Vor dem Hintergrund der in der Vergangenheit nicht oder nur wenig genutzten Regelungen und Gestaltungsmöglichkeiten bleibe der Drang nach mehr Einwirkungsmöglichkeiten wenig nachvollziehbar. Es sei denn, die Bereitstellung von Pflegeleistungen solle durch Steuerung unmittelbar an der Haushaltslage der Sozialhilfeträger ausgerichtet werden, so Meurer weiter.

Aus Sicht des bpa ist die Rolle der Kommunen ausreichend klar beschrieben. Sie sollen dafür sorgen, dass regional ein breit gefächertes pflegerisches Angebot bereitsteht und somit die pflegebedürftigen Menschen und ihre pflegenden Angehörigen das für sie passende Angebot tatsächlich auswählen können. Dazu Bernd Meurer: „Aufgabe der Kommunen darf dabei weder die Bedarfssteuerung der Angebote noch die Fallsteuerung der pflegebedürftigen Menschen sein. Es ist kein Risiko der Kommunen, wenn ein Dienstleister einen Pflegedienst, eine Tagespflege, eine Wohngemeinschaft oder ein Pflegeheim anbietet. Die Kommune ging und geht hier keine Auslastungsgarantie ein; das Risiko für ein bedarfsgerechtes Angebot war und bleibt beim Träger. Aufgabe der Kommunen muss es sein, Versorgungslücken zu erkennen und diese zum Wohle der Pflegebedürftigen zu schließen. Als Anbieter dieser fehlenden Leistungen müssen sie deshalb nicht auftreten. Die vergangenen Interventionen der Bundesländer und der Kommunen hatten häufig eine unerwünschte Nebenwirkung, nämlich lang anhaltende Wettbewerbsverzerrung.“

Der Gesetzentwurf scheine nun ein entschiedenes Sowohl-als-auch vorzusehen. Demnach könne wohl jede Kommune entscheiden, ob und in welchem Umfang sie in die Bedarfssteuerung einsteige. Eine finanzielle Verantwortung der Kommunen solle damit allerdings nicht begründet werden, machte Meurer deutlich.
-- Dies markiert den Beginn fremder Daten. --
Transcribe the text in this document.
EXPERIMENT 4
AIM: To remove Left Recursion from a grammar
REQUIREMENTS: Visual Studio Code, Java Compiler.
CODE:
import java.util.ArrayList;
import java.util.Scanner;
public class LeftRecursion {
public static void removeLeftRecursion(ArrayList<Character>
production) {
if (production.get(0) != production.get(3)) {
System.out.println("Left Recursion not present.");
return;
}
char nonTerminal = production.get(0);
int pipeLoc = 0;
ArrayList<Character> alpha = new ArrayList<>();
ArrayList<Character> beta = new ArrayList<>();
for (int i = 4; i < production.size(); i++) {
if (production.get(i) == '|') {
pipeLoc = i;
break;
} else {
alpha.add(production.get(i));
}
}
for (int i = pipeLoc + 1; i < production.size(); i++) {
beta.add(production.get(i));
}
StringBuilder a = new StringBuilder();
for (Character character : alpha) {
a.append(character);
„Durch den vorgelegten Entwurf besteht die Gefahr, dass unwirtschaftliche Doppelstrukturen etabliert werden. Stattdessen sollten die bestehenden Ressourcen der zugelassenen Pflegeeinrichtungen, die gut vor Ort vernetzt sind, genutzt sowie die bereits vorhandene Pflegeberatung (§ 45 SGB XI) ausgebaut werden. Allein der bpa hat mehr als 3.000 Pflegeberater ausgebildet“, sagte der bpa-Präsident.
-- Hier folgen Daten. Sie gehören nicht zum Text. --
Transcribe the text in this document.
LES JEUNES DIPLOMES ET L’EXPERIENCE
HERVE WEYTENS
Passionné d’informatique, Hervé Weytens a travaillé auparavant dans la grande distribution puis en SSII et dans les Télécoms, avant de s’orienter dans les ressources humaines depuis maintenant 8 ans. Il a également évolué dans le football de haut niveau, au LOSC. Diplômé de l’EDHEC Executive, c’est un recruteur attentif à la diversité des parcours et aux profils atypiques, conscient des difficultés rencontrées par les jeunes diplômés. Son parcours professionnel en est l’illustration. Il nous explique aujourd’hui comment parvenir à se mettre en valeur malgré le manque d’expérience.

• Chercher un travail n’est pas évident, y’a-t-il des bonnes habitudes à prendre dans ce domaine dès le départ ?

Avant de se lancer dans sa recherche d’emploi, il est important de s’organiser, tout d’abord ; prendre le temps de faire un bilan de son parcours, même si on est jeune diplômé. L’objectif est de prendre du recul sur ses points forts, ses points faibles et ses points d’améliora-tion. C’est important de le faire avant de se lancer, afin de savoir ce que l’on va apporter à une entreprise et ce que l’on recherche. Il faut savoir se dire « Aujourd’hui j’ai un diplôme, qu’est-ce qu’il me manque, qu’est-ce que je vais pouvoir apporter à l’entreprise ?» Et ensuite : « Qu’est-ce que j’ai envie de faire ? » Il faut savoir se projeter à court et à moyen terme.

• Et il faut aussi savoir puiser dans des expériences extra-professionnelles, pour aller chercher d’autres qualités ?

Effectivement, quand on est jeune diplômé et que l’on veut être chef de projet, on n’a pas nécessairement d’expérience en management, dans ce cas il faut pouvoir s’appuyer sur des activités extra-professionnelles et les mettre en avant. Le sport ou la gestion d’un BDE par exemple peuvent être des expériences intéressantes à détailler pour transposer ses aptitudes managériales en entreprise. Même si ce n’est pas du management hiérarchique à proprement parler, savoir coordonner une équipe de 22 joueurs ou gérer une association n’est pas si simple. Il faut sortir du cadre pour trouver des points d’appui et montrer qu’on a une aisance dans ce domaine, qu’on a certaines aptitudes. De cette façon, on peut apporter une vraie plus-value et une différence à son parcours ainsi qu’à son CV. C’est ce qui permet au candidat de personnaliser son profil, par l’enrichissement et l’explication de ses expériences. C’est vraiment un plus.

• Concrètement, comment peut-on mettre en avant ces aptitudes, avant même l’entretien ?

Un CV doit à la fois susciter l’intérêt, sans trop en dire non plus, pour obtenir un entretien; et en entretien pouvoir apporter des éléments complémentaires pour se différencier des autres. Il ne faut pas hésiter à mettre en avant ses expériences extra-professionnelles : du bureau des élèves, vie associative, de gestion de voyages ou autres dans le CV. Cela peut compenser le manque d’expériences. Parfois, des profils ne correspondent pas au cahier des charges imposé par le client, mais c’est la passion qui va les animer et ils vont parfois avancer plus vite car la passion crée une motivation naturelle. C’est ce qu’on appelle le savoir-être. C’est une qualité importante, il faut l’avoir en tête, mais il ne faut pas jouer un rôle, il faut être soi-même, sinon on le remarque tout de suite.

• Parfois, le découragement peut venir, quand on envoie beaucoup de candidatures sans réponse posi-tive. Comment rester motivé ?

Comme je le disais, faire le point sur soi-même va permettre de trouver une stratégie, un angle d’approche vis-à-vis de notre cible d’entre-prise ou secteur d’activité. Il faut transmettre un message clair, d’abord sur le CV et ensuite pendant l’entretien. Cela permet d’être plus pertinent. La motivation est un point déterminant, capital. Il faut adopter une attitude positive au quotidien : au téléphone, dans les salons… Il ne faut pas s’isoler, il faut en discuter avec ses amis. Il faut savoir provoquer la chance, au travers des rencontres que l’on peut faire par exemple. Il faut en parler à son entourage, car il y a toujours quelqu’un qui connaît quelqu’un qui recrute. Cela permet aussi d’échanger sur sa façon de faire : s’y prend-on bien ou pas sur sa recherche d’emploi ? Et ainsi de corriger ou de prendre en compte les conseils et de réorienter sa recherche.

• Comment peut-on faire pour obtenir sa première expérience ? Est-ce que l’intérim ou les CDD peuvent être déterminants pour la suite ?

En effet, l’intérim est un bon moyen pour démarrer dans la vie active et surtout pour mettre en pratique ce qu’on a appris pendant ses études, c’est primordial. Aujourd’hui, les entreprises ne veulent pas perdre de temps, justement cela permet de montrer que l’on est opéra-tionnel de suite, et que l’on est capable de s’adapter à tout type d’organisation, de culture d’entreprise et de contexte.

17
Im Grundsatz begrüßt der bpa die Harmonisierung des SGB XII mit dem SGB XI. Die Intention der Übernahme der leistungsrechtlichen Regelungen und des neuen Pflegebedürftigkeitsbegriffes mit dem zugehörigen Begutachtungsverfahren wird unterstützt. Gleichwohl wird in der vorliegenden Umsetzung die mangelnde Differenzierung aufgrund der unterschiedlichen gesetzlichen Zielsetzungen des SGB XI (Teilleistungsprinzip) einerseits und des SGB XII (Bedarfsdeckungsprinzip) andererseits kritisiert. Sowohl hinsichtlich der Regelungen zum Leistungsanspruch von pflegebedürftigen Menschen des Pflegegrades 1 als auch hinsichtlich der vorgeschlagenen regelhaften Pauschalisierung der Bedarfe der anderen Pflegegrade bei Anspruch auf Hilfe zur Pflege nach dem SGB XII hat der bpa erhebliche Bedenken. „Es entsteht der Eindruck, das SGB XII ist nicht mehr vorrangig am erforderlichen individuellen Hilfebedarf, an der Deckung des vorliegenden Pflegebedarfs ausgerichtet und das Bedarfsdeckungsprinzip sei in Frage gestellt. Hier sieht der bpa deutlichen Korrekturbedarf“, kritisierte Bernd Meurer.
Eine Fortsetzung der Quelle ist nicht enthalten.